Finding Similarities between Measures in Scanned Music Scores

More Info
expand_more

Abstract

The field of Optical Music Recognition has been making progress in the past decades to automate the process of transcribing music scores into computer-readable formats, but its results are still far from being generally applicable. Some research effort has focused on incorporating crowdsourcing techniques into this field to check and correct errors in existing methods. However, since this is a costly process, improvements in efficiency are key to making these systems applicable for music transcription. A possible solution is to identify which measures are similar to each other, so that obtained transcriptions can be shared between them.

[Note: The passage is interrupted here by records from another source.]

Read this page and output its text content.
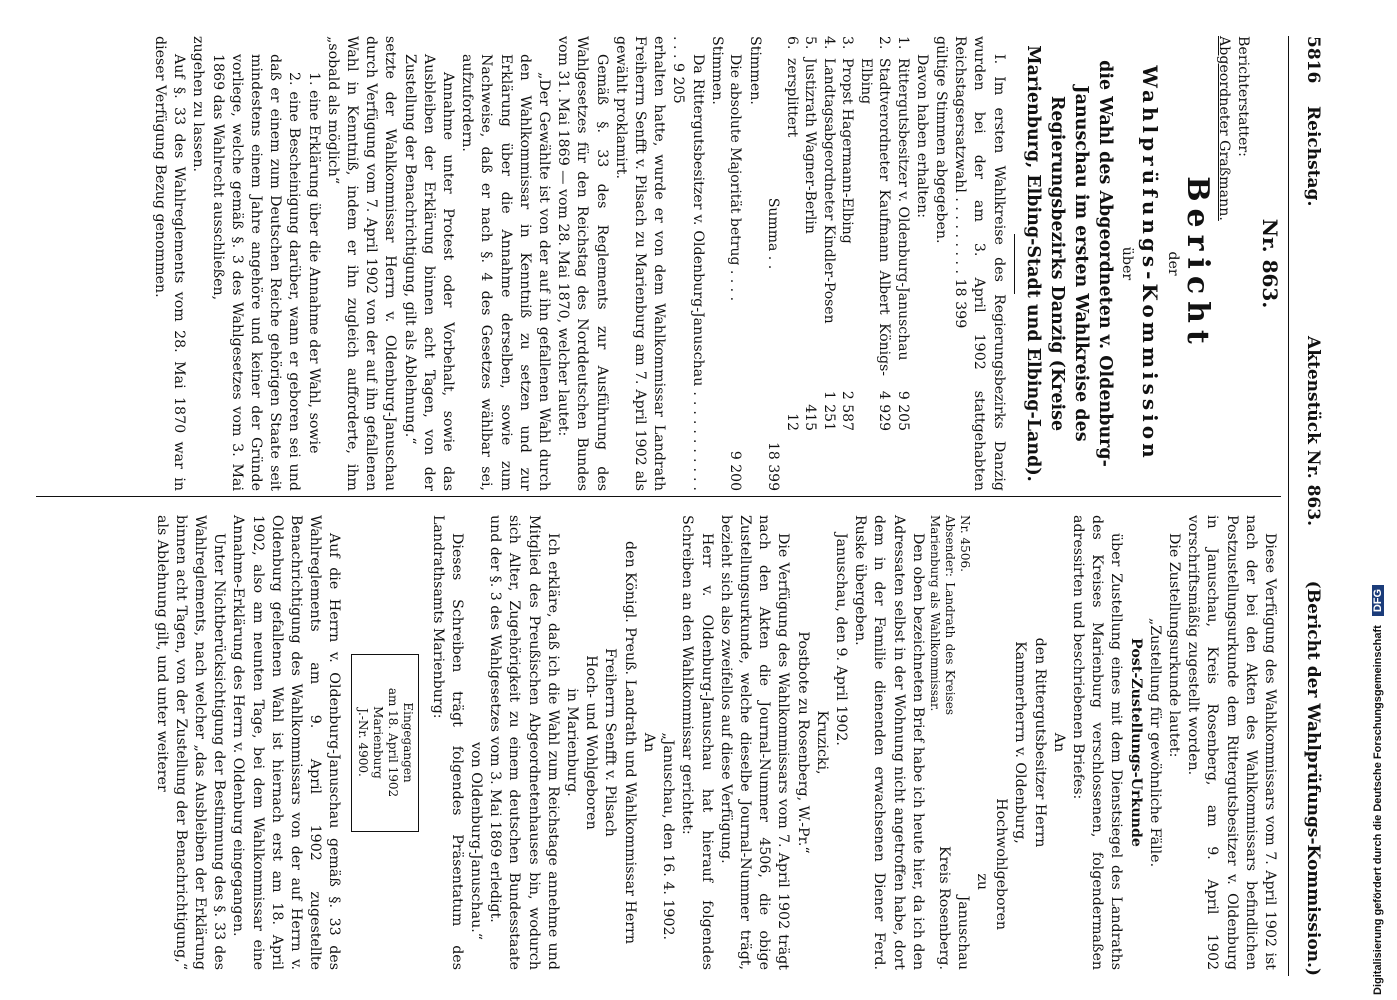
5816
Reichstag.
Aktenstück Nr. 863.
(Bericht der Wahlprüfungs-Kommission.)
Nr. 863.

Berichterstatter:

Abgeordneter Graßmann.

Bericht

der

Wahlprüfungs-Kommission

über

die Wahl des Abgeordneten v. Oldenburg-Januschau im ersten Wahlkreise des Regierungsbezirks Danzig (Kreise Marienburg, Elbing-Stadt und Elbing-Land).

I. Im ersten Wahlkreise des Regierungsbezirks Danzig wurden bei der am 3. April 1902 stattgehabten Reichstagsersatzwahl . . . . . . . . . 18 399

gültige Stimmen abgegeben.

Davon haben erhalten:

1.	Rittergutsbesitzer v. Oldenburg-Januschau	9 205	
2.	Stadtverordneter Kaufmann Albert Königs-Elbing	4 929	
3.	Propst Hagermann-Elbing	2 587	
4.	Landtagsabgeordneter Kindler-Posen	1 251	
5.	Justizrath Wagner-Berlin	415	
6.	zersplittert	12	
Summa . .	18 399

Stimmen.

Die absolute Majorität betrug . . . .	9 200

Stimmen.

Da Rittergutsbesitzer v. Oldenburg-Januschau . . . . . . . . . . . . . . 9 205

erhalten hatte, wurde er von dem Wahlkommissar Landrath Freiherrn Senfft v. Pilsach zu Marienburg am 7. April 1902 als gewählt proklamirt.

Gemäß §. 33 des Reglements zur Ausführung des Wahlgesetzes für den Reichstag des Norddeutschen Bundes vom 31. Mai 1869 — vom 28. Mai 1870, welcher lautet:

„Der Gewählte ist von der auf ihn gefallenen Wahl durch den Wahlkommissar in Kenntniß zu setzen und zur Erklärung über die Annahme derselben, sowie zum Nachweise, daß er nach §. 4 des Gesetzes wählbar sei, aufzufordern.

Annahme unter Protest oder Vorbehalt, sowie das Ausbleiben der Erklärung binnen acht Tagen, von der Zustellung der Benachrichtigung, gilt als Ablehnung.“

setzte der Wahlkommissar Herrn v. Oldenburg-Januschau durch Verfügung vom 7. April 1902 von der auf ihn gefallenen Wahl in Kenntniß, indem er ihn zugleich aufforderte, ihm „sobald als möglich“

1. eine Erklärung über die Annahme der Wahl, sowie

2. eine Bescheinigung darüber, wann er geboren sei und daß er einem zum Deutschen Reiche gehörigen Staate seit mindestens einem Jahre angehöre und keiner der Gründe vorliege, welche gemäß §. 3 des Wahlgesetzes vom 3. Mai 1869 das Wahlrecht ausschließen,

zugehen zu lassen.

Auf §. 33 des Wahlreglements vom 28. Mai 1870 war in dieser Verfügung Bezug genommen.

Diese Verfügung des Wahlkommissars vom 7. April 1902 ist nach der bei den Akten des Wahlkommissars befindlichen Postzustellungsurkunde dem Rittergutsbesitzer v. Oldenburg in Januschau, Kreis Rosenberg, am 9. April 1902 vorschriftsmäßig zugestellt worden.

Die Zustellungsurkunde lautet:

„Zustellung für gewöhnliche Fälle.

Post-Zustellungs-Urkunde

über Zustellung eines mit dem Dienstsiegel des Landraths des Kreises Marienburg verschlossenen, folgendermaßen adressirten und beschriebenen Briefes:

An

den Rittergutsbesitzer Herrn

Kammerherrn v. Oldenburg,

Hochwohlgeboren

zu

Nr. 4506.
Absender: Landrath des Kreises Marienburg als Wahlkommissar.
Januschau
Kreis Rosenberg.

Den oben bezeichneten Brief habe ich heute hier, da ich den Adressaten selbst in der Wohnung nicht angetroffen habe, dort dem in der Familie dienenden erwachsenen Diener Ferd. Ruske übergeben.

Januschau, den 9. April 1902.

Kruzicki,

Postbote zu Rosenberg, W.-Pr.“

Die Verfügung des Wahlkommissars vom 7. April 1902 trägt nach den Akten die Journal-Nummer 4506, die obige Zustellungsurkunde, welche dieselbe Journal-Nummer trägt, bezieht sich also zweifellos auf diese Verfügung.

Herr v. Oldenburg-Januschau hat hierauf folgendes Schreiben an den Wahlkommissar gerichtet:

„Januschau, den 16. 4. 1902.

An

den Königl. Preuß. Landrath und Wahlkommissar Herrn Freiherrn Senfft v. Pilsach

Hoch- und Wohlgeboren

in Marienburg.

Ich erkläre, daß ich die Wahl zum Reichstage annehme und Mitglied des Preußischen Abgeordnetenhauses bin, wodurch sich Alter, Zugehörigkeit zu einem deutschen Bundesstaate und der §. 3 des Wahlgesetzes vom 3. Mai 1869 erledigt.

von Oldenburg-Januschau.“

Dieses Schreiben trägt folgendes Präsentatum des Landrathsamts Marienburg:

Eingegangen
am 18. April 1902
Marienburg
J.-Nr. 4900.

Auf die Herrn v. Oldenburg-Januschau gemäß §. 33 des Wahlreglements am 9. April 1902 zugestellte Benachrichtigung des Wahlkommissars von der auf Herrn v. Oldenburg gefallenen Wahl ist hiernach erst am 18. April 1902, also am neunten Tage, bei dem Wahlkommissar eine Annahme-Erklärung des Herrn v. Oldenburg eingegangen.

Unter Nichtberücksichtigung der Bestimmung des §. 33 des Wahlreglements, nach welcher „das Ausbleiben der Erklärung binnen acht Tagen, von der Zustellung der Benachrichtigung,“ als Ablehnung gilt, und unter weiterer	Digitalisierung gefördert durch die Deutsche Forschungsgemeinschaft DFG
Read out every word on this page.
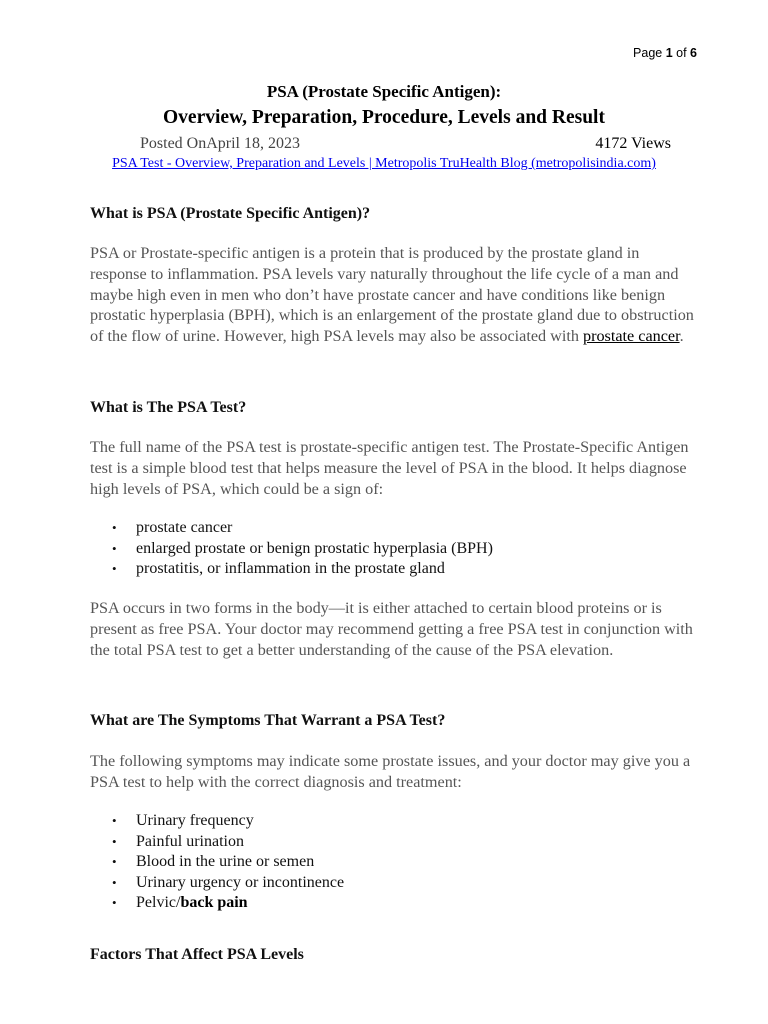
Page 1 of 6
PSA (Prostate Specific Antigen):
Overview, Preparation, Procedure, Levels and Result
Posted OnApril 18, 2023	4172 Views
PSA Test - Overview, Preparation and Levels | Metropolis TruHealth Blog (metropolisindia.com)
What is PSA (Prostate Specific Antigen)?

PSA or Prostate-specific antigen is a protein that is produced by the prostate gland in response to inflammation. PSA levels vary naturally throughout the life cycle of a man and maybe high even in men who don’t have prostate cancer and have conditions like benign prostatic hyperplasia (BPH), which is an enlargement of the prostate gland due to obstruction of the flow of urine. However, high PSA levels may also be associated with prostate cancer.

What is The PSA Test?

The full name of the PSA test is prostate-specific antigen test. The Prostate-Specific Antigen test is a simple blood test that helps measure the level of PSA in the blood. It helps diagnose high levels of PSA, which could be a sign of:

• prostate cancer
• enlarged prostate or benign prostatic hyperplasia (BPH)
• prostatitis, or inflammation in the prostate gland

PSA occurs in two forms in the body—it is either attached to certain blood proteins or is present as free PSA. Your doctor may recommend getting a free PSA test in conjunction with the total PSA test to get a better understanding of the cause of the PSA elevation.

What are The Symptoms That Warrant a PSA Test?

The following symptoms may indicate some prostate issues, and your doctor may give you a PSA test to help with the correct diagnosis and treatment:

• Urinary frequency
• Painful urination
• Blood in the urine or semen
• Urinary urgency or incontinence
• Pelvic/back pain
Factors That Affect PSA Levels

In this thesis, we propose a system that generates clusters of measures that are segmented from music scores, in order to find measures that are similar to each other. To design and evaluate this system, we have collected an extensive dataset of published music scores and their symbolic transcriptions. We have manually created annotations that map the symbolic scores to the printed scores on the measure level, so that we can obtain a ground truth from it. We have improved an existing staff detection algorithm and compared it to the original using our dataset. We have also developed our own barline detection algorithm and evaluated it against the dataset. We used both these algorithms to segment the pages of music into images of the individual measures of our dataset. We used the FastPAM k-medoids clustering algorithm with distances between measures based on Dynamic Time Warping to build clusters of measures that are rhythmically similar to each other. Using the ground truth, we evaluated the clusters we obtained. Although we notice that the selected method of clustering does not always separate the measures into clear rhythmic classes, we discuss possible solutions for it and suggest how the results can still be applicable in the crowdsourcing setting.